Bu açıklamalar ışığında; ihbar, yakalama, iletişimin dinlenmesi, arama tutanakları, hastane evrakları, sanıkların savunmaları ve tüm dosya kapsamından, sanık …’ın önce kendi böbreğini sanık …’a satıp, daha sonra da başka organ alıcı ve vericilerinin bir araya gelmelerine aracılık yaparak organ ticareti eylemlerine iştirak etmesi şeklinde gerçekleşen olayda, sanığın mahkumiyetine esas alınan eylemlerin farklı tarihlerde işlenmesi, eylemin tarafları olan organ alıcı ve vericilerinin farklı kişiler olmaları, her bir eylemin ayrı suç işleme kastı ile işlenmeleri karşısında, sanık hakkında kabule esas alınan her eylemin ayrı suçu oluşturduğu kabulüyle suç sayısı kadar TCK’nın 91/1. maddesi gereğince cezalandırılması gerektiği gözetilmeden, eylemlerin tek bir suç kabul edilerek TCK’nın 91/1. maddesi uyarınca tayin edilen cezada TCK’nın 43/1. maddesi gereğince artırım yapılmak suretiyle eksik cezaya hükmedilmesi, aleyhe temyiz bulunmadığından bozma nedeni yapılmamıştır.

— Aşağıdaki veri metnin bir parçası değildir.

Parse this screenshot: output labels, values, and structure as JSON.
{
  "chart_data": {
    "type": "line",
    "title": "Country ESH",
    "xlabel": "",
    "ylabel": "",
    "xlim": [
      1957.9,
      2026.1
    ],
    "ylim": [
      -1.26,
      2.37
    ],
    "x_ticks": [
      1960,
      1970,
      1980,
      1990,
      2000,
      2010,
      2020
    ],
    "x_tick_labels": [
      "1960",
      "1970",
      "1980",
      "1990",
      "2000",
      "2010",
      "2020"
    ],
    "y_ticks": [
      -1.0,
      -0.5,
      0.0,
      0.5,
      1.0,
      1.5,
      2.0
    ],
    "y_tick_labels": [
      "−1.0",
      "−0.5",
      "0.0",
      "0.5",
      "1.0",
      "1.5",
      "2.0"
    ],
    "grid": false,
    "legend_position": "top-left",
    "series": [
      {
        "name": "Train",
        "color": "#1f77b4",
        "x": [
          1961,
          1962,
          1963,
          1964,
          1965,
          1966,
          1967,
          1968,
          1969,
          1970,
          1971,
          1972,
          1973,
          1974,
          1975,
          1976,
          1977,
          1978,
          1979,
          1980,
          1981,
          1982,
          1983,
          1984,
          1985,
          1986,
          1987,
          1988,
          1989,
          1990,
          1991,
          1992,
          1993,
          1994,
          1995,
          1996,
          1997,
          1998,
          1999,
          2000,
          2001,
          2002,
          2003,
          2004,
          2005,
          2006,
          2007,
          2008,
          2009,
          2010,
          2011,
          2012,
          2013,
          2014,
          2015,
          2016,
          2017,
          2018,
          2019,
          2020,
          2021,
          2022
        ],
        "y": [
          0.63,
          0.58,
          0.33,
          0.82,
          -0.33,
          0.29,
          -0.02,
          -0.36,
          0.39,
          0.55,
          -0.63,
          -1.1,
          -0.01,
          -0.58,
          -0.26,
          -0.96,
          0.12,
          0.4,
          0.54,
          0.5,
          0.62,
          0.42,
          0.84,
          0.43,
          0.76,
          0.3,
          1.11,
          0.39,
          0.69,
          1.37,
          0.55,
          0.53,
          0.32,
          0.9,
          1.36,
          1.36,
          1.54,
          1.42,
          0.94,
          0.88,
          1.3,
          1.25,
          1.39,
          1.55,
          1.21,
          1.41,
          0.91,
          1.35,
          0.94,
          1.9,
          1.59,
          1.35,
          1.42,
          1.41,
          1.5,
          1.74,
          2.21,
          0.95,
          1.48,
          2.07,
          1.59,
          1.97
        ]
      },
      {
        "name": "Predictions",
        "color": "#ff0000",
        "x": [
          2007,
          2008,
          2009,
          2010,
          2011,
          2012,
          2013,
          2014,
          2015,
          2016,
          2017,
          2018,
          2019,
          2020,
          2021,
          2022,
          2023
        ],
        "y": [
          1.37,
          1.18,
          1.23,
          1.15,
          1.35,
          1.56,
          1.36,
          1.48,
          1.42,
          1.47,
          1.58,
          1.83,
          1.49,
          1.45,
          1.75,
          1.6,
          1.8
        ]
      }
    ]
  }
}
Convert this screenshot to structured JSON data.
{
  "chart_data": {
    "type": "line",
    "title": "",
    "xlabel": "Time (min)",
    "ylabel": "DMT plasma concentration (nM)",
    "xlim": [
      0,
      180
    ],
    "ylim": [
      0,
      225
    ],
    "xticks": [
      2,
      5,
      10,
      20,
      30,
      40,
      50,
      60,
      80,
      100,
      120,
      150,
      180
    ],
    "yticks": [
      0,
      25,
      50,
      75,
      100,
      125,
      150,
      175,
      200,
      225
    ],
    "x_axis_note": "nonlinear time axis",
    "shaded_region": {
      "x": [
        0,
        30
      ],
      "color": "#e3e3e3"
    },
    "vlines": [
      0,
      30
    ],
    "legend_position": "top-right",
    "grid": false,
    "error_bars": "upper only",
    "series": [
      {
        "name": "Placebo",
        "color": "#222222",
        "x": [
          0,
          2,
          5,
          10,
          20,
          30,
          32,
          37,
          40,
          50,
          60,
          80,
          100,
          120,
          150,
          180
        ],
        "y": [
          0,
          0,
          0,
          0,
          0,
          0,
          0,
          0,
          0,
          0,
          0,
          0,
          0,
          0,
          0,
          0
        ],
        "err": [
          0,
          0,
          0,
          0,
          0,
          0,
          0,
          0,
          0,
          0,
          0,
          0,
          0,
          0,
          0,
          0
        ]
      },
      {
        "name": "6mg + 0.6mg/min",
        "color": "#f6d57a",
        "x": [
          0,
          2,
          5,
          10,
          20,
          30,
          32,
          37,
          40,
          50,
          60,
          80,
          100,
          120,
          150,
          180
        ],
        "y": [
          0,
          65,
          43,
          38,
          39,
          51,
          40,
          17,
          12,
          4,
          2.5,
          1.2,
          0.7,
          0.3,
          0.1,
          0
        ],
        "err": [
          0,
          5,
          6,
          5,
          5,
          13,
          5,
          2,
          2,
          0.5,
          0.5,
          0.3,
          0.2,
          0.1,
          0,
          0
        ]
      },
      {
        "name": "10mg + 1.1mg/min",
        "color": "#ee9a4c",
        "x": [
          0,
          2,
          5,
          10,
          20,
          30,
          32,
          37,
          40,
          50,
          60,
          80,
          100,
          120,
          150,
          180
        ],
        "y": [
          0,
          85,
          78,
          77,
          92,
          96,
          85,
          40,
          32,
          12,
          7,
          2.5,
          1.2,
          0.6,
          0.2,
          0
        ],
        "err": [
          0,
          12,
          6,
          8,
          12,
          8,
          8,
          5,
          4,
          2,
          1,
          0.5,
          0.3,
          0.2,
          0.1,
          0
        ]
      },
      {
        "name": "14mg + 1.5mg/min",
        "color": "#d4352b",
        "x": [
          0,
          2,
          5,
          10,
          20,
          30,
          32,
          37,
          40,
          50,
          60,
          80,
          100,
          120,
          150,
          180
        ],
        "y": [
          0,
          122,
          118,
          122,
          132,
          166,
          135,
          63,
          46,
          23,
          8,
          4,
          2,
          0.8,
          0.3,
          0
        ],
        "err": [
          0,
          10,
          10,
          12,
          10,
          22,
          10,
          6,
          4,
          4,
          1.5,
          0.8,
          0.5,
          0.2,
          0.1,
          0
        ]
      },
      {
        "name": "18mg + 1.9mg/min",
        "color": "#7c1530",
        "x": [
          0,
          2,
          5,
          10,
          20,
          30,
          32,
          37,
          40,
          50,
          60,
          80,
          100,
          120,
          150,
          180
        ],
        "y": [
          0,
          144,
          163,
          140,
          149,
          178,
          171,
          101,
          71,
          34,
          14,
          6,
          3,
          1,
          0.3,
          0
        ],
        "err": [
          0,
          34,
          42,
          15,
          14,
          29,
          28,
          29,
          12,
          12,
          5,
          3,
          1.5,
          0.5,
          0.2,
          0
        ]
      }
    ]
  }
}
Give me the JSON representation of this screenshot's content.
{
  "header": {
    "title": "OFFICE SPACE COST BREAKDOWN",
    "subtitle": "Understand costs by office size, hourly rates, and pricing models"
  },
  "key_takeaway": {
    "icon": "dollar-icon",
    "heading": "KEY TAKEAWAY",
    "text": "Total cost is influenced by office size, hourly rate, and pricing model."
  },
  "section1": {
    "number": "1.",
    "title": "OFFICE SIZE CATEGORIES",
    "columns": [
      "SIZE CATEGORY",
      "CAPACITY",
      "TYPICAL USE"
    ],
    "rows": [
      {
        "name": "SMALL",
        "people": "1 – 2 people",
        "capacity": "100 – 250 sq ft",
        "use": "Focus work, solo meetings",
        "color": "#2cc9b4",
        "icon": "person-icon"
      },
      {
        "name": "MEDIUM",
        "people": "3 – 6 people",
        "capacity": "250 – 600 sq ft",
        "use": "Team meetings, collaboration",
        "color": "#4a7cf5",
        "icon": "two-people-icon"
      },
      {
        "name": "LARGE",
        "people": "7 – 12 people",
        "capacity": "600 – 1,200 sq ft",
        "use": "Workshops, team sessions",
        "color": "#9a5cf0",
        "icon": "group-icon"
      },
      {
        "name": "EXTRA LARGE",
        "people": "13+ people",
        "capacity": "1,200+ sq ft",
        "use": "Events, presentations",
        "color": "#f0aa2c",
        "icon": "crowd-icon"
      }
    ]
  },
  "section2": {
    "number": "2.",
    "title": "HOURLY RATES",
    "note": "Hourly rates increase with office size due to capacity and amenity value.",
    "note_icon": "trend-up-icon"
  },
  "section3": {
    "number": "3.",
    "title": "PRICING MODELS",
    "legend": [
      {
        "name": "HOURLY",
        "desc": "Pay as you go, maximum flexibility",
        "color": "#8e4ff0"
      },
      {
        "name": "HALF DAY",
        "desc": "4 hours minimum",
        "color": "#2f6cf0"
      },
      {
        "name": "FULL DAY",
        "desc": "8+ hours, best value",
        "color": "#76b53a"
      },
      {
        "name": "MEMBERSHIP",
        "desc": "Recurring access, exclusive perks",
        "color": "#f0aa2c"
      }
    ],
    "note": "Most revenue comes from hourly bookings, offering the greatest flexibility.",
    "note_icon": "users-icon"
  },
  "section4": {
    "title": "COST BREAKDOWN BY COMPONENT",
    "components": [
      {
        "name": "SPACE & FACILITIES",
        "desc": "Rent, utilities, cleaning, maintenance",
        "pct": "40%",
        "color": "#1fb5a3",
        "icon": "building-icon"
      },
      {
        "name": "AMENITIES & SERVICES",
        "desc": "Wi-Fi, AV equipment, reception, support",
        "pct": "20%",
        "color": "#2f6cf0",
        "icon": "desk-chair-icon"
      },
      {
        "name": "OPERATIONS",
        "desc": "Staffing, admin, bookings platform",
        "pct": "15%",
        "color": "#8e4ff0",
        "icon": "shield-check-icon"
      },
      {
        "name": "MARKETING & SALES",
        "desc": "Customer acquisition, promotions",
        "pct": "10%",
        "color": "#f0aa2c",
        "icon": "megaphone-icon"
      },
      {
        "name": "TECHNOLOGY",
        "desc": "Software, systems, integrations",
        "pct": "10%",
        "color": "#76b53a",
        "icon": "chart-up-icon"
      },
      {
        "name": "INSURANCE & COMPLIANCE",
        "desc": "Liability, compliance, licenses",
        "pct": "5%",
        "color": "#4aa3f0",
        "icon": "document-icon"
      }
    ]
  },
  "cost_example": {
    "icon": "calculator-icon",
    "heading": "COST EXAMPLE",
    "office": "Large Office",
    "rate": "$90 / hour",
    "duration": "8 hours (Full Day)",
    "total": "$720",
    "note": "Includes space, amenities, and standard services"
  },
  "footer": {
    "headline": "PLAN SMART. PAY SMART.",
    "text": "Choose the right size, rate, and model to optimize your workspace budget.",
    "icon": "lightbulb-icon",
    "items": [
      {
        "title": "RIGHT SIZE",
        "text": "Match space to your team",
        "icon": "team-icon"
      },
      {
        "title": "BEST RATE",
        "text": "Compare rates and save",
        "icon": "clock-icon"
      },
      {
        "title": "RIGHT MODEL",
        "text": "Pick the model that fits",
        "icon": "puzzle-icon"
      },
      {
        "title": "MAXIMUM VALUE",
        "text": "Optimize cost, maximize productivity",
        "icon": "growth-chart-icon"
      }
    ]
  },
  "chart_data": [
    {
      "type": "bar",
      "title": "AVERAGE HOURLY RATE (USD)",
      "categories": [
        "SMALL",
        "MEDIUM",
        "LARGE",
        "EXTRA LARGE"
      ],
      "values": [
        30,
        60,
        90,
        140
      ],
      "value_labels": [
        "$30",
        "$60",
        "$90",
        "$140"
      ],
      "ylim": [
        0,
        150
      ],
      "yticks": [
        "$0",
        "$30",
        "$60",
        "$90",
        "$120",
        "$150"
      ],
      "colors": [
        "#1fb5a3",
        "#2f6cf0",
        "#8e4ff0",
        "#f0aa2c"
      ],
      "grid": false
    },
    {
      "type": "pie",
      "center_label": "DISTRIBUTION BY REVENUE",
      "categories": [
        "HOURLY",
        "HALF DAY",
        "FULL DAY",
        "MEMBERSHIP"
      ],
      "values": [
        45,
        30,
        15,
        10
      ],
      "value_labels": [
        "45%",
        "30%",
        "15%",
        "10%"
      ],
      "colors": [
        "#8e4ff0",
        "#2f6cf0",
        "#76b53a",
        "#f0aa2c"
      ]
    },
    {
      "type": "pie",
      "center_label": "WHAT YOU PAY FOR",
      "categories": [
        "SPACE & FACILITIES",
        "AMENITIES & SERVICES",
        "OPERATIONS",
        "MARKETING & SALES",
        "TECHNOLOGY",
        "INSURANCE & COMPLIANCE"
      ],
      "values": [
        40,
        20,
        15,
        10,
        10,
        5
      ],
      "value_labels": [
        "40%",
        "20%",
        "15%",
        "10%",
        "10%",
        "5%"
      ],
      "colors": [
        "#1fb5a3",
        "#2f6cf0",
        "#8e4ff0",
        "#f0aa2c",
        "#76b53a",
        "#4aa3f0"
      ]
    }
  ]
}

Yapılan yargılamaya, toplanıp karar yerinde gösterilen delillere, mahkemenin kovuşturma sonuçlarına uygun olarak oluşan kanaat ve takdirine, incelenen dosya kapsamına göre, sanıklar müdafinin hukuki rızanın bulunduğuna, atılı suçun oluşmadığına, mahkumiyete yeterli delil bulunmadığına ilişkin temyiz itirazlarının reddiyle eleştirilen husus dışında sair yönleri usul ve kanuna uygun olan hükmün isteme uygun olarak ONANMASINA,
2-Sanıklar … ve …’ın mahkumiyetlerine ilişkin hükümlere yönelik temyiz itirazlarının incelenmesine gelince:
Yapılan yargılamaya, toplanıp karar yerinde gösterilen delillere, incelenen dosya kapsamına göre sanık … müdafi ile sanık …’in diğer temyiz itirazlarının reddine, ancak;
Zorunluluk halinin düzenlendiği TCK’nın 25/2. maddesinde, gerek kendisine gerek başkasına ait bir hakka yönelik olup, bilerek neden olmadığı ve başka suretle korunmak olanağı bulunmayan ağır ve muhakkak bir tehlikeden kurtulmak veya başkasını kurtarmak zorunluluğu ile ve tehlikenin ağırlığı ile konu ve kullanılan vasıta arasında orantı bulunmak koşulu ile işlenen fiillerden dolayı faile ceza verilmez hükmünü içermekte olup, organ hastası olan sanıkların hastalıklarının hayati tehlike arz edecek derecede olup olmadığı, gelişen tıp bilimi çerçevesinde suç oluşturan organ nakli eylemleri dışında başka bir yolla tedavi edilme imkanı ve organ naklinde zaruret bulunup bulunmadığı araştırılıp, sonucuna göre sanıklar hakkında TCK’nın 25/2. maddesinin uygulanma koşullarının oluşup oluşmadığının değerlendirilmesi gerektiğinin gözetilmemesi,
Kanuna aykırı olup, sanık … müdafii ile sanık …’in temyiz itirazları bu nedenle yerinde görüldüğünden hükümlerin 5320 sayılı Kanunun 8. maddesi gereğince halen uygulanmakta olan 1412 sayılı CMUK’un 321. maddesi uyarınca isteme aykırı olarak BOZULMASINA, 24.02.2015 tarihinde oybirliği ile karar verildi.